Diese Methode kann Driftfehler auf unter 0,1 % verringern, ohne dabei größere Verzerrungen des Datensatzes zu verursachen. Die Algorithmen lassen sich dann auf die gemessenen Signalformen anwenden und die Parameter des Ersatzschaltbildes mit hoher Genauigkeit ableiten.
Das von LEM entwickelte System basiert auf dem allgemein etablierten Prinzip, dass sich bei einer bestimmten Anregung jeder komplexe elektrische Schaltkreis als einfache Ersatzschaltung darstellen lässt, die genau die gleiche Reaktion zeigt. Eine elektrochemische Zelle lässt sich über eine als „Randles-Modell“ genannte Ersatzschaltung darstellen (Bild 2). Es existieren auch komplexere Modelle, aber das Randles- Modell ist mehr als ausreichend, um Parameter erster Ordnung zu bestimmen, wie z.B. Kapazität oder Funktionszustand.
Das „Lifeguard“-System legt ein komplexes Testsignal an die zu untersuchende Zelle an. Der Stromverlauf und das daraus resultierende Spannungsverhalten werden aufgezeichnet und mit kundenspezifischen Algorithmen verarbeitet, um die Randles- Parameter zu bestimmen.

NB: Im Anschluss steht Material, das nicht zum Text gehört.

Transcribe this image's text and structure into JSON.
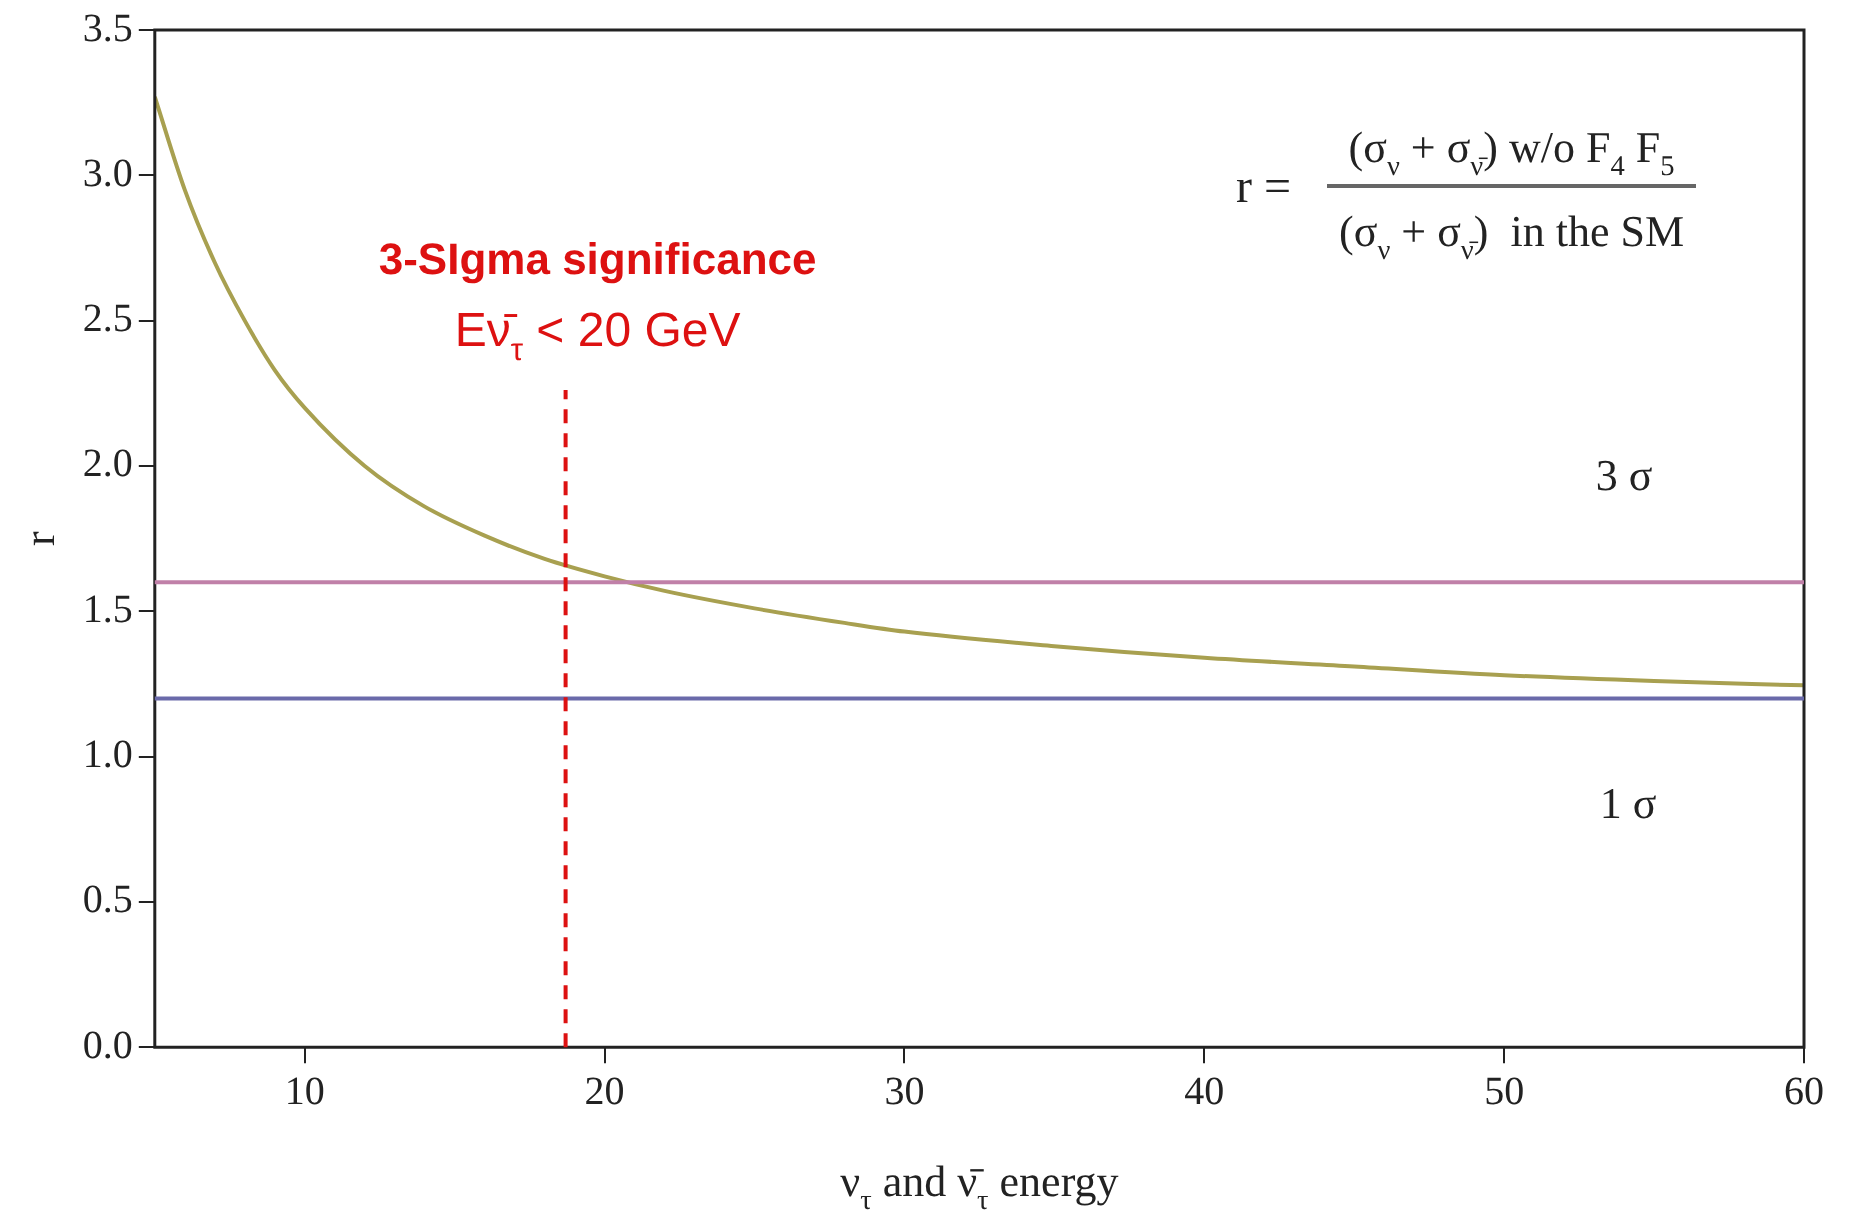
{
  "chart_data": {
    "type": "line",
    "xlabel": "ν$_{τ}$ and ν̄$_{τ}$ energy",
    "ylabel": "r",
    "xlim": [
      5,
      60
    ],
    "xticks": [
      10,
      20,
      30,
      40,
      50,
      60
    ],
    "ylim": [
      0,
      3.5
    ],
    "yticks": [
      {
        "value": 0,
        "label": "0.0"
      },
      {
        "value": 0.5,
        "label": "0.5"
      },
      {
        "value": 1,
        "label": "1.0"
      },
      {
        "value": 1.5,
        "label": "1.5"
      },
      {
        "value": 2,
        "label": "2.0"
      },
      {
        "value": 2.5,
        "label": "2.5"
      },
      {
        "value": 3,
        "label": "3.0"
      },
      {
        "value": 3.5,
        "label": "3.5"
      }
    ],
    "grid": false,
    "legend": false,
    "marker": "none",
    "line_style": "solid",
    "series": [
      {
        "color": "#a8a050",
        "x": [
          5,
          6,
          7,
          8,
          9,
          10,
          12,
          14,
          16,
          18,
          20,
          22,
          25,
          28,
          30,
          35,
          40,
          45,
          50,
          55,
          60
        ],
        "values": [
          3.27,
          2.95,
          2.7,
          2.5,
          2.33,
          2.2,
          2.0,
          1.86,
          1.76,
          1.68,
          1.62,
          1.57,
          1.51,
          1.46,
          1.43,
          1.38,
          1.34,
          1.31,
          1.28,
          1.26,
          1.245
        ]
      }
    ],
    "ref_lines": [
      {
        "axis": "y",
        "value": 1.6,
        "color": "#c080a8"
      },
      {
        "axis": "y",
        "value": 1.2,
        "color": "#6a6aaa"
      },
      {
        "axis": "x",
        "value": 18.7,
        "label": "Eν̄$_{τ}$ < 20 GeV",
        "color": "#dd1111",
        "line_style": "dashed"
      }
    ],
    "annotations": [
      "3-SIgma significance",
      "r =",
      "(σ$_{ν}$ + σ$_{ν̄}$) w/o F$_{4}$ F$_{5}$",
      "(σ$_{ν}$ + σ$_{ν̄}$)  in the SM",
      "3 σ",
      "1 σ"
    ]
  }
}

Die Komponenten der Randles- Ersatzschaltung repräsentieren die tatsächlichen Prozesse und/oder Fehlermodi einer Zelle im Laufe ihrer Lebensdauer. Bild 3 zeigt den Verlauf der Zellenparameter über der Zeit. Die gleichen Charakteristika zeigen sich während einer Entladung oder bei einem Kapazitätsverlust. Wie in Bild 1 ist auch hier zu erkennen, dass der Widerstand nicht der primäre Faktor zu Beginn eines Fehlers oder Kapazitätsverlusts ist. Die Impedanz wird als Widerstand betrachtet, da bei den Testfrequenzen in der Praxis der relative Beitrag des RC-Netzwerks zur Gesamtimpedanz vernachlässigt werden kann. Die Impedanz an sich liefert keine erkennbaren Anzeichen, die auf einen Fehler hinweisen, bis der Kapazitätsverlust mehr als 25 % bis 30 % beträgt.
Da es in der Industrie üblich ist, Akkus auszutauschen, sobald deren Kapazität unter 80 % der Nennkapazität fällt, muss ein möglicher Fehler daher wesentlich früher angezeigt werden, als zum gegenwärtigen Zeitpunkt. Im Gegensatz zum Widerstand weicht die Doppelschicht-Kapazität im Anfangsstadium jedes Fehlers erheblich ab, außer bei rein metallischer Korrosion (Rm). Zwischen dem primären Zustandsindikator Doppelschicht- Kapazität (Cdl) und der Zellen- Kapazität sowie der Kapazität „guter“ und „schlechter“ Zellen besteht ein viel direkterer und quantifizierbarer Zusammenhang als zwischen dem einfachen Widerstandswert und dem Zellenzustand.